Now we have either bass throughout with a single breakdown section for melody, or we have the 150+ psy that's pretty much entirely abstract without melodies. I like melody. If I want abstract music I listen to something like Thomas Köner, Sleep Research Facility, Lustmord, Halo Manash. If it has a dance beat I want melody.
Which reminds me of the other trapping of modernity in psy, something it borrowed from commercial trance: every single song does not need a 20-60 second breakdown. It's dance music, please keep the beat going.
Posted by Meltwater
on 11 December 2016 - 07:18 PM
I wouldn't call Nightwish commercial. For me commercial is something you could listen in a mainstream radio station.
I meant stuff like Evanescence or HIM.
This leads into a point I was going to make: location. Location is everything.

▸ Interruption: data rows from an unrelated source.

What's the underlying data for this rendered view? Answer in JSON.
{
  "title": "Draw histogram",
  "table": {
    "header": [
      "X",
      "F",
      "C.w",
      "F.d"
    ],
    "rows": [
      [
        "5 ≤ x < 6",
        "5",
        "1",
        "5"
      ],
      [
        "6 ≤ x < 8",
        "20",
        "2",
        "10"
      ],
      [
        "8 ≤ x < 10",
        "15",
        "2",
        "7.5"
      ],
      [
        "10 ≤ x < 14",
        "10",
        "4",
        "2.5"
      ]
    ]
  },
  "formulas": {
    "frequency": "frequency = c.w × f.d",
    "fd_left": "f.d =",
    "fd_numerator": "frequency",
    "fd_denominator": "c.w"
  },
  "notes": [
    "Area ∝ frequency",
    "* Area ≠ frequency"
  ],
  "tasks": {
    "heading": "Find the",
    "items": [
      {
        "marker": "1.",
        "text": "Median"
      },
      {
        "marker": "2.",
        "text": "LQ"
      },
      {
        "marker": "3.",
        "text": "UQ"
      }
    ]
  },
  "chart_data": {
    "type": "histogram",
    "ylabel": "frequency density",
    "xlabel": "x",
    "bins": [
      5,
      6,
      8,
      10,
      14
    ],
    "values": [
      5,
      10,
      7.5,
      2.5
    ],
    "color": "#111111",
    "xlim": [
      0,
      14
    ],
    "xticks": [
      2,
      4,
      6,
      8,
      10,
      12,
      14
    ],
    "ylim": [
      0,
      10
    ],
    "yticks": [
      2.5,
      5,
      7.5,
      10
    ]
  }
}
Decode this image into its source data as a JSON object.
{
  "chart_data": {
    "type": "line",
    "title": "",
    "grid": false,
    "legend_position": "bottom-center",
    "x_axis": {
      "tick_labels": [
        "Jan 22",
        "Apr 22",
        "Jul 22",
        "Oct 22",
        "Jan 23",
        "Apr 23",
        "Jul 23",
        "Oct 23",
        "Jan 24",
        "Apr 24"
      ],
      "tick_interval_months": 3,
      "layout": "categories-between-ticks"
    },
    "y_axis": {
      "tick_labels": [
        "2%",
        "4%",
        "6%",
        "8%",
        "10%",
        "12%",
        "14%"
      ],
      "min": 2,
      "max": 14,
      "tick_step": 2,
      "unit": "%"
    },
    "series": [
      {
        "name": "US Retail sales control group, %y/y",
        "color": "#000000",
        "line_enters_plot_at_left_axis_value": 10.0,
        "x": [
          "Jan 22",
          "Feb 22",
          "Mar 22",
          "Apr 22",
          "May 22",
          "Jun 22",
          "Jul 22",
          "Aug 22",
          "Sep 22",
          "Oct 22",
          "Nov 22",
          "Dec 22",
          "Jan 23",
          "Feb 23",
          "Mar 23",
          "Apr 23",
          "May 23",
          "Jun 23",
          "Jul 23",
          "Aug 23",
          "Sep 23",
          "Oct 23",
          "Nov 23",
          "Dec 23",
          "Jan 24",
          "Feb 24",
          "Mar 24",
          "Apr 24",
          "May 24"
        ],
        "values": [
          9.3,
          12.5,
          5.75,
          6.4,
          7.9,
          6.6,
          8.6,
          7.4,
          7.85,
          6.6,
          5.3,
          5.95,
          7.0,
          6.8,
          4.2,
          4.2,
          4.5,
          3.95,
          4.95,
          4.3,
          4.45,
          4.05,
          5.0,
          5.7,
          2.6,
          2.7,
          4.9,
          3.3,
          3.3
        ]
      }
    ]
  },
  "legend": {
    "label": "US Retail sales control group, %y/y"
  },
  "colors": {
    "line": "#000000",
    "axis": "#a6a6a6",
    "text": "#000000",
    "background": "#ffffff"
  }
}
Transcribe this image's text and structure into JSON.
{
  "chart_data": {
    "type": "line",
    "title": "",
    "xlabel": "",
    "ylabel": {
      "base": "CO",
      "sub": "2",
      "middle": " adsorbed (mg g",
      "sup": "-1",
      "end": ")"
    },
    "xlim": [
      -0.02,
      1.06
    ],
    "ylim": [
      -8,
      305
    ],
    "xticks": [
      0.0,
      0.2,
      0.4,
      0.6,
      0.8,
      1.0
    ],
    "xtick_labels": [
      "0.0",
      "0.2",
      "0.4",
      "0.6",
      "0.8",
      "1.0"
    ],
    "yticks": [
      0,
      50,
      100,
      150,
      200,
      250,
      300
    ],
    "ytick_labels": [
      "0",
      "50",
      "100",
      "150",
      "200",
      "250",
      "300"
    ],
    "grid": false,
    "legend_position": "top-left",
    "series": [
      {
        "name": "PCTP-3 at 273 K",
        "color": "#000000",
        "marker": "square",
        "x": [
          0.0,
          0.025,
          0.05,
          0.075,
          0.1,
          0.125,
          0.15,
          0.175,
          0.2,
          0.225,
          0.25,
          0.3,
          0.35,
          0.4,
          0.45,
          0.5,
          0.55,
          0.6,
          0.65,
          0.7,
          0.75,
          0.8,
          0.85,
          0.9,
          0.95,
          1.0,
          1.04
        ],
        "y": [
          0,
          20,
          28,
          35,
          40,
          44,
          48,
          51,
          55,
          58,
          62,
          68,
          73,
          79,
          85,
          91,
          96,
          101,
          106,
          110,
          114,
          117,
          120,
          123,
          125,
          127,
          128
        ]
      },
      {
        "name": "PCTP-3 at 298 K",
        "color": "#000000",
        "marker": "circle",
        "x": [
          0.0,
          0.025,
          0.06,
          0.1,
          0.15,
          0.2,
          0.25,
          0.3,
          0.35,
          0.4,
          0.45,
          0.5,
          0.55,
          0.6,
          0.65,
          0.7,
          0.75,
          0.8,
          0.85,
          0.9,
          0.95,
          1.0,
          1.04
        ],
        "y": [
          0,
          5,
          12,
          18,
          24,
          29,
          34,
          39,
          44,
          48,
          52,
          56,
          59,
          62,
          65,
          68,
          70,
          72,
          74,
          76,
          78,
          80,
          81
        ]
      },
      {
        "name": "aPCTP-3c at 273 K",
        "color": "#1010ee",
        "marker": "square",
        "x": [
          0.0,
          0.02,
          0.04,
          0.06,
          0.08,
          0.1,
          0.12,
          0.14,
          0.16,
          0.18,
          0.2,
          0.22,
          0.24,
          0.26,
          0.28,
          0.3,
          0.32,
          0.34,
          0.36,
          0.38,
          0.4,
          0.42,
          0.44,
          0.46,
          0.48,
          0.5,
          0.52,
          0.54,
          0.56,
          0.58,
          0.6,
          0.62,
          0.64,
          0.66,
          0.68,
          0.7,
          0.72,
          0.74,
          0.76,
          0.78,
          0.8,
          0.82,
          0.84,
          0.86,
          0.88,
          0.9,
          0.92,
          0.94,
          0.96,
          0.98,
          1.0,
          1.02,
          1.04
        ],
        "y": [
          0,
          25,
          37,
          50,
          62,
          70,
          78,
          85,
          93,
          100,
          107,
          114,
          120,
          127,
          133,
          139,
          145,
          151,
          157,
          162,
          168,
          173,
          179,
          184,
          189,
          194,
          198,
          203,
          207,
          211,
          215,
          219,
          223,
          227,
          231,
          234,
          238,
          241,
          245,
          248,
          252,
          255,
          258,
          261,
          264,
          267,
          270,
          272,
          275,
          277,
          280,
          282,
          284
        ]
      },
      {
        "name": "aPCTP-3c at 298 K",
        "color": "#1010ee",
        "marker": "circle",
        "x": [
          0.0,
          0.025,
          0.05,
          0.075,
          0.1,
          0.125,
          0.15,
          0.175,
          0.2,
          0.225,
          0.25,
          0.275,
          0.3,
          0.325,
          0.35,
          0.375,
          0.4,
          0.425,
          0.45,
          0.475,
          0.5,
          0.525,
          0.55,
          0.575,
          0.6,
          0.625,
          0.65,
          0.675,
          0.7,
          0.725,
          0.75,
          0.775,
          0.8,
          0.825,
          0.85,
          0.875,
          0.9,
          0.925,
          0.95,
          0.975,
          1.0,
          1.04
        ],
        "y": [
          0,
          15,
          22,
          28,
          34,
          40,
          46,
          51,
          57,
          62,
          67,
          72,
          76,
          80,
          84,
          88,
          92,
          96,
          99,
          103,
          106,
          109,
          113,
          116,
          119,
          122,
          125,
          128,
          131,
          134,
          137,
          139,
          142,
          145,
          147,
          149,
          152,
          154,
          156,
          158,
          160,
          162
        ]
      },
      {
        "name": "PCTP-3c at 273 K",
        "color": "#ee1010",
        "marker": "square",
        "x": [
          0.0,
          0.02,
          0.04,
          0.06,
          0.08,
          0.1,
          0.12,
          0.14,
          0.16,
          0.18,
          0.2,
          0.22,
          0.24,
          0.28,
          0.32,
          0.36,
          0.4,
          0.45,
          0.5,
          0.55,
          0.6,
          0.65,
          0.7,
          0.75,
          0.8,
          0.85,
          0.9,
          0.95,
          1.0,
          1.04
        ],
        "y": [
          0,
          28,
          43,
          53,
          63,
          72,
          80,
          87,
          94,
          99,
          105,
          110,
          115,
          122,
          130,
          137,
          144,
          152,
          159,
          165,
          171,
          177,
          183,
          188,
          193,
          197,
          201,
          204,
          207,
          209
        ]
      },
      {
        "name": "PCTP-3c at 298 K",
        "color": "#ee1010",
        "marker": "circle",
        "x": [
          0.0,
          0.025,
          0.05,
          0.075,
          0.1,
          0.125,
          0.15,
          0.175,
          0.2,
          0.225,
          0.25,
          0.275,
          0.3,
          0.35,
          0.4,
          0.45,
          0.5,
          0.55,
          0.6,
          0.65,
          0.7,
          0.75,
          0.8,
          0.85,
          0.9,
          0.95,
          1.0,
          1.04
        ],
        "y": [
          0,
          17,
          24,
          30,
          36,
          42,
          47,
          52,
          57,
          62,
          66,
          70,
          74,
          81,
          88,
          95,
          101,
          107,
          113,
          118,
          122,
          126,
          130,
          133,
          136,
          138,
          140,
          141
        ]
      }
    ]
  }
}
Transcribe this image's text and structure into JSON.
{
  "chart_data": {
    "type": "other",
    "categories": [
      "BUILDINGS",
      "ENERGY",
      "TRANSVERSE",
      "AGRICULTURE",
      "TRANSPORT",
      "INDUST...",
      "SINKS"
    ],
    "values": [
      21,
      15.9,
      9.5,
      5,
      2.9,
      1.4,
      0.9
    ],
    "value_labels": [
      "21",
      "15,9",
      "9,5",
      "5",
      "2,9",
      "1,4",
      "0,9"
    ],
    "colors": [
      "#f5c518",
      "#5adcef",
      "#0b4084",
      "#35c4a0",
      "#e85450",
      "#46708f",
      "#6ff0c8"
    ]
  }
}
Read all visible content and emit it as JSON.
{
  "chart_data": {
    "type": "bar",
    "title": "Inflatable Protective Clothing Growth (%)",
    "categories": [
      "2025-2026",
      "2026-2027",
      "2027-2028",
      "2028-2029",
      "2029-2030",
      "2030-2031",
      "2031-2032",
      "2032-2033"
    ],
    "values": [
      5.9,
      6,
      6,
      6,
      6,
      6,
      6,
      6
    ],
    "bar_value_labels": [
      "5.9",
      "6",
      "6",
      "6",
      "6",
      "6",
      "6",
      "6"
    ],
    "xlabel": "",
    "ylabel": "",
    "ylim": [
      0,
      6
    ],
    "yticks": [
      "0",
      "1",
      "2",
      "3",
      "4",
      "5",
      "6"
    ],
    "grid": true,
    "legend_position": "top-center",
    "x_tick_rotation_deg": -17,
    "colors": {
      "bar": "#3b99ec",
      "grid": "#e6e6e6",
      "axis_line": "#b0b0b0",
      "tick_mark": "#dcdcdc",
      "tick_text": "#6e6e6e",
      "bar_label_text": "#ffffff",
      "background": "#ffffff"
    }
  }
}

Nightwish is very much "commercial" and something you could hear on a mainstream radio station in Finland, Sweden, Norway. This sort of variation is the case with trance as well. Trance was huge in Israel and Europe during the late 90's and early 2000's but frankly, for a long time the idea of "commercial" or "mainstream" trance in the US was an oxymoron. Just Be by Tiesto never cracked the Billboard Top 200, and I mean that's TIESTO. That album only got on the electronic Billboard charts. When trance dominated the charts elsewhere it was still something Americans didn't really buy into. I'm 29, I was in high school when that album came out. I think there were 10 people in my school (including me) who knew who Tiesto was (out of 700). If it wasn't something you'd hear at a baseball game or on an SNL skit (a la "Sandstorm" or "What is love"), trance was unheard of.
For comparison, since we brought up metal as well: Cannibal Corpse has made it to the Billboard 200 five times, one of which was in the top 50. In the US, Cannibal Corpse has been more mainstream than most trance for much of the last 20 years. Nile's 5th album placed higher in the Billboard 200 in 2007 than A State of Trance 2008 did the next year. For those who have no idea what we're talking about, Nile sounds like this (link). That sold better in the US than something Armin van Buuren made in the same time period.
Now, I understand what sort of music people mean when they talk about "commercial psytrance," mind you, but as a matter of verifiable fact psytrance is not and has never been commercial in the US. Not even Astral Projection or Infected Mushroom; IM made it onto the Billboard 200 once, AP never has. These are considered underground here.